Contrairement à van de Velde, Lemmen et van Rysselberghe ne furent pas des théoriciens. Dès 1894, van de Velde publia à Bruxelles un véritable manifeste socialiste et anarchiste de l'Art Nouveau, Déblaiement d'art qu'il lut d'abord à Libre Esthétique (elle venait de succéder aux XX) : "A l'heure dont nous nous souvenons tous, le Bourgeois vivait dans un décor voulu de vertu apparente..., la civilisation qui a restreint tous les sentiments, hormis celui de l'égoïsme, ramena le sens de l'art... et sa fonction au sens de la propriété... Et cette tare marque toutes les oeuvres de notre époque. Car les temps sont venus [où] l'art remontera à la lumière sous une forme nouvelle... [car] il advint que les industries d'art se réveillèrent [mais] que l'objet d'art, le bibelot furent choyés... pour eux-mêmes... Dans la Société prochaine, il ne sera considéré que ce qui est utile, et profitable à tous... La foi nous est revenue en la Beauté... L’ornementalité... apparut... la matrice qui alimenta de sang toutes les oeuvres... décoratives". Van de Velde conforte ses principes dans Aperçus en vue d'une synthèse d'art, 1895. Dès lors, il multiplia ses travaux graphiques, mettant en page et décorant d'ornements évoluant rapidement vers l'abstraction totale, soit ses propres textes, soit des livres écrits par d'autres (Nietzsche, A. Solvay, K. Scheffler, S. Saenger, E. Verhaeren etc.).

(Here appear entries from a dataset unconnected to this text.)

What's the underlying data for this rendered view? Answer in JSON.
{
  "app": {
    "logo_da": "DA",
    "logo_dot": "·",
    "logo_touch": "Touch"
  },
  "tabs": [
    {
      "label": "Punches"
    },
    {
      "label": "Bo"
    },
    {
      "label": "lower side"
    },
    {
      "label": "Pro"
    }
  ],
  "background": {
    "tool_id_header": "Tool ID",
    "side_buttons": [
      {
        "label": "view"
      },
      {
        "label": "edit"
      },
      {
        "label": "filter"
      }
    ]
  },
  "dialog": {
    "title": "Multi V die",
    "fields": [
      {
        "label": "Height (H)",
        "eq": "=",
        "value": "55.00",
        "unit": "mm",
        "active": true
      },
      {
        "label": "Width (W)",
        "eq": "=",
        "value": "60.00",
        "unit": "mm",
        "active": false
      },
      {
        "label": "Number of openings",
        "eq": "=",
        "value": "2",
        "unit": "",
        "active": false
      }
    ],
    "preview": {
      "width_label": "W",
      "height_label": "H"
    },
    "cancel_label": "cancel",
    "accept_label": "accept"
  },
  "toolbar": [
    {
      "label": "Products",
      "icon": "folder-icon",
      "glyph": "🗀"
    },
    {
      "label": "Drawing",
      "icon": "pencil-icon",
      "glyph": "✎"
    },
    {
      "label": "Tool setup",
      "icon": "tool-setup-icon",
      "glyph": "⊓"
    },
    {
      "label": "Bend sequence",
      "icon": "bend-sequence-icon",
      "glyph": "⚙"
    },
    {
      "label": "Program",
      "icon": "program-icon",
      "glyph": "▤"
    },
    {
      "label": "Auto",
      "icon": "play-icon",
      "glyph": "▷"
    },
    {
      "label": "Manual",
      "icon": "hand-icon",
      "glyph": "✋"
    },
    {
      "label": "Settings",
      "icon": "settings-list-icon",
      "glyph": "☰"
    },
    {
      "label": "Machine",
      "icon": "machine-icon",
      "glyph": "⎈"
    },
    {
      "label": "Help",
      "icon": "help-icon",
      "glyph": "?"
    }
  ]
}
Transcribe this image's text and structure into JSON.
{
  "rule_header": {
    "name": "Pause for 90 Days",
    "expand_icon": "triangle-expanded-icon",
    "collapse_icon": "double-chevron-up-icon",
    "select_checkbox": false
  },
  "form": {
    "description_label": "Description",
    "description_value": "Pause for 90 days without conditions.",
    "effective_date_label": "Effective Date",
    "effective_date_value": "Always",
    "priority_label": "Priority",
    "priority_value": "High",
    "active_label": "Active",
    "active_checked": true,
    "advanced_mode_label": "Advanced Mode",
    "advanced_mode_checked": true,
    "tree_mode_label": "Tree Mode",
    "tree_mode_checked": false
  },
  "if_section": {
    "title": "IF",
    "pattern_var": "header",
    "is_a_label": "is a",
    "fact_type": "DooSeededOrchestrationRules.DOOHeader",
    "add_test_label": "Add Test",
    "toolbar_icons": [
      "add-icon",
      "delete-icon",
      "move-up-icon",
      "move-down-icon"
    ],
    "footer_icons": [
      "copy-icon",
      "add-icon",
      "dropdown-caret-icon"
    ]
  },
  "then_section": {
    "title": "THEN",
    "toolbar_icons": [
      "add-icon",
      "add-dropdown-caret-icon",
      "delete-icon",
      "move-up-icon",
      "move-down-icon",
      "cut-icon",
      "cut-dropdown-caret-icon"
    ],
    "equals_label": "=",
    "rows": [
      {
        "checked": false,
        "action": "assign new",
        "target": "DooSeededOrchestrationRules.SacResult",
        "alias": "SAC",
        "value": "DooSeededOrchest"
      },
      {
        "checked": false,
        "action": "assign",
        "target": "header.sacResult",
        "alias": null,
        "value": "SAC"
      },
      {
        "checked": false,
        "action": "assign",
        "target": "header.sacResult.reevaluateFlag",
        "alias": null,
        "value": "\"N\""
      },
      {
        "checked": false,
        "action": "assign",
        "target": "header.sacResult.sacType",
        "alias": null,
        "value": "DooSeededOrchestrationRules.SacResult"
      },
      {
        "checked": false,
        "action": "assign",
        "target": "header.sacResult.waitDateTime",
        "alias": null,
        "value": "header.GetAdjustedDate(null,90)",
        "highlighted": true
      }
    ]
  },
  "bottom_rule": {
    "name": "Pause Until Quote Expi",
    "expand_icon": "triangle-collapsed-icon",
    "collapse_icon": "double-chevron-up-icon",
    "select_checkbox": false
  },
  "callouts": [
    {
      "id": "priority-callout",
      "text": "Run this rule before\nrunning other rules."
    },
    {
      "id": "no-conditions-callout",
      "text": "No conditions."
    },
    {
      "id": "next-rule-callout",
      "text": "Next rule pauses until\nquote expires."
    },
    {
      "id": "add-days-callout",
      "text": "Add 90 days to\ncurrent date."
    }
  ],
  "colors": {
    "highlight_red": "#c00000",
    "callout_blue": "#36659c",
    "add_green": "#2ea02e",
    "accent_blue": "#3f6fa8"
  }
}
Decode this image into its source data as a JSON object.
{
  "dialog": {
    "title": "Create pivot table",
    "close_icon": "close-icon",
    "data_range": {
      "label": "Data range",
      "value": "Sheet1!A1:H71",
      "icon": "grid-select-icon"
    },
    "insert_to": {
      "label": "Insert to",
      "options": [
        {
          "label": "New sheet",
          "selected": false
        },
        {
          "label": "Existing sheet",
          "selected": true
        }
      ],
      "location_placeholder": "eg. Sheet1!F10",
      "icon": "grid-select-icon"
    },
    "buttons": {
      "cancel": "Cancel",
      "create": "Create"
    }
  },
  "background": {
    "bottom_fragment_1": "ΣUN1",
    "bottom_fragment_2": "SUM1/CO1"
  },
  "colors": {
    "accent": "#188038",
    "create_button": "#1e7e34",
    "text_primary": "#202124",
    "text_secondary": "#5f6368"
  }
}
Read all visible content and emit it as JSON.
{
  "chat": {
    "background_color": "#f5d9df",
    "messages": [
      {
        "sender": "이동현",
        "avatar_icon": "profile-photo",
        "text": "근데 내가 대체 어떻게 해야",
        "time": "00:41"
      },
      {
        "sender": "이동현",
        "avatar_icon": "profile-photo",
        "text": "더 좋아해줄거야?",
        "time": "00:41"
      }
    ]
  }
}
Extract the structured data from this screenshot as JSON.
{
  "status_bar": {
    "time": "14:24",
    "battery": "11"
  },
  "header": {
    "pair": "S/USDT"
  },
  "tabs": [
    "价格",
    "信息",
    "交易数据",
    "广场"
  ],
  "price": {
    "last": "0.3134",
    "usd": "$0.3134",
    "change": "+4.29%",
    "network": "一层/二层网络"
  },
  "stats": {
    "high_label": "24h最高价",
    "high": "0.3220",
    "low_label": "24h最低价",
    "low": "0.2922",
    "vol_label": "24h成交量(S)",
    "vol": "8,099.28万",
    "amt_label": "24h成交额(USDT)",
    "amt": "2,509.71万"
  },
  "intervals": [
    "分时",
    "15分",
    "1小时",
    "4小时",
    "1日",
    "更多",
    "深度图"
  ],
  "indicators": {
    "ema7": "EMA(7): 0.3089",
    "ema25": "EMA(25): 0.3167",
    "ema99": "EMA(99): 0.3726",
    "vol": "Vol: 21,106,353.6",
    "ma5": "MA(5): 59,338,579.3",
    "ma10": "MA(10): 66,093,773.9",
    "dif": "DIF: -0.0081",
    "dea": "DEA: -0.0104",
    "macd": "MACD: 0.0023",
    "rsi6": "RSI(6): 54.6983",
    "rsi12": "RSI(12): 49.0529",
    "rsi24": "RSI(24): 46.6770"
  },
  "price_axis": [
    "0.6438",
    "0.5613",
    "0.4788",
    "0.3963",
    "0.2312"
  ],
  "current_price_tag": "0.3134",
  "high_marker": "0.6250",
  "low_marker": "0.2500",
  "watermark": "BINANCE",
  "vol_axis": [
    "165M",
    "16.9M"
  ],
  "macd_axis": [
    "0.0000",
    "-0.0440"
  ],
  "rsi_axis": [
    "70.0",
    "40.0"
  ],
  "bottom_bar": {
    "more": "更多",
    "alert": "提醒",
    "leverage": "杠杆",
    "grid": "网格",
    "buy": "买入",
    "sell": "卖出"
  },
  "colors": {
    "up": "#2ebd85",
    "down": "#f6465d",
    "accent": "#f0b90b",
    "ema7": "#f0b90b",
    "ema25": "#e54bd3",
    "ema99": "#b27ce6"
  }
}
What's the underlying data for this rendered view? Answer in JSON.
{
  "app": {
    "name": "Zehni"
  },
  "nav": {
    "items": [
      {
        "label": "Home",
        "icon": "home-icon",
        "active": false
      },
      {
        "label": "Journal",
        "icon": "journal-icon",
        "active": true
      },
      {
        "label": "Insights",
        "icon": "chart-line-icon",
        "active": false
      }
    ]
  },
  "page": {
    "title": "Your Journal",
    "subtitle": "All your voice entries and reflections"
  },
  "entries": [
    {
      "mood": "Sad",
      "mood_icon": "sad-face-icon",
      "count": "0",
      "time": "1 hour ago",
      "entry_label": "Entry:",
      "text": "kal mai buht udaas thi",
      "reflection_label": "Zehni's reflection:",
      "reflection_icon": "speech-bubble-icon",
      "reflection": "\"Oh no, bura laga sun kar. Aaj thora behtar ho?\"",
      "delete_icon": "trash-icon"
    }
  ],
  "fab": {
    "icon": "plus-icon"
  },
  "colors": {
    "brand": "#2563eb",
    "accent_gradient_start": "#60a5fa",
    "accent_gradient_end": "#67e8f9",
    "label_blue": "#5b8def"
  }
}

Les premiers ornements que van de Velde conçut font référence à une nature schématisée: l'arbre aux racines noueuses (attribué par Cardon à Georges Morren) qui décore la couverture du catalogue de l'exposition organisée par l'Association pour l'Art en 1892 et l'affiche de celle de 1893, arbre fort proche de l'arbre fruitier imaginé par Lemmen pour la neuvième exposition des XX en 1892; le paysage maritime de Dominical, 1892 où les strates concentriques de la plage et des nuages structurés par la ligne d'horizon rectiligne, évoquent la houle et le soleil levant dessinés par Lemmen pour la couverture de la huitième exposition des XX en 1891 -Van de Velde reprend le thème en le simplifiant à l'extrême dans la couverture de Van Nu en Straks, 1893 aux formes fluides proches de celles de la couverture de Salutations...; les papillons dans la même revue; les canards et les tulipes de l'Almanach des étudiants libéraux de Gand pour 1896. Ces quelques motifs inspirés par la nature côtoient des ornements résolument abstraits aux courbes onctueuses et fermes d'une liberté en apparence spontanée. Vers 1896, l'arabesque se fait plus mince sans renoncer à la sobriété, et la composition trouve son harmonie dans la symétrie (Almanach; Van Nu en Straks, 2mo série, L'Art Décoratif).

"L'ornement, écrit van de Velde, se confond trop souvent avec l'illustration. La fleur... copiée telle quelle n'est pas un ornement. L'élimination des détails superflus a permis que la fleur devienne ornement" (Une prédication d'art, dans La Société nouvelle 22, 1895, p. 733-744). La ligne pure devint vite le maître-mot de van de Velde: "La ligne est une force dont les activités sont pareilles à celles de toutes les forces élémentaires naturelles... La ligne emprunte sa force à l'énergie de celui qui l'a tracée" (Kunstgewerbliche Laienpredigten, 1902). Vers 1898-1900, il conçut des aplats dynamiques et vigoureux, des décors linéaires où les ondulations sont brisées par de brefs traits anguleux, où leur entrelacement suggère la profondeur. Appelé en 1898 à exécuter une décoration pour la galerie d'art Cassirer à Berlin et diverses publicités pour la firme alimentaire Tropon à Mülheim, et attiré par la proposition d'aménager le Folkwang Museum à Hagen, van de Velde se résolut à s'installer en Allemagne. D'abord à Berlin (1900-1901), en 1902 à Weimar où le grand-duc Wilhelm Ernst de SaxeWeimar en fit son conseiller artistique, sur la recommandation de Harry Kessler et d'Elizabeth Forster-Nietzsche (soeur de l'écrivain).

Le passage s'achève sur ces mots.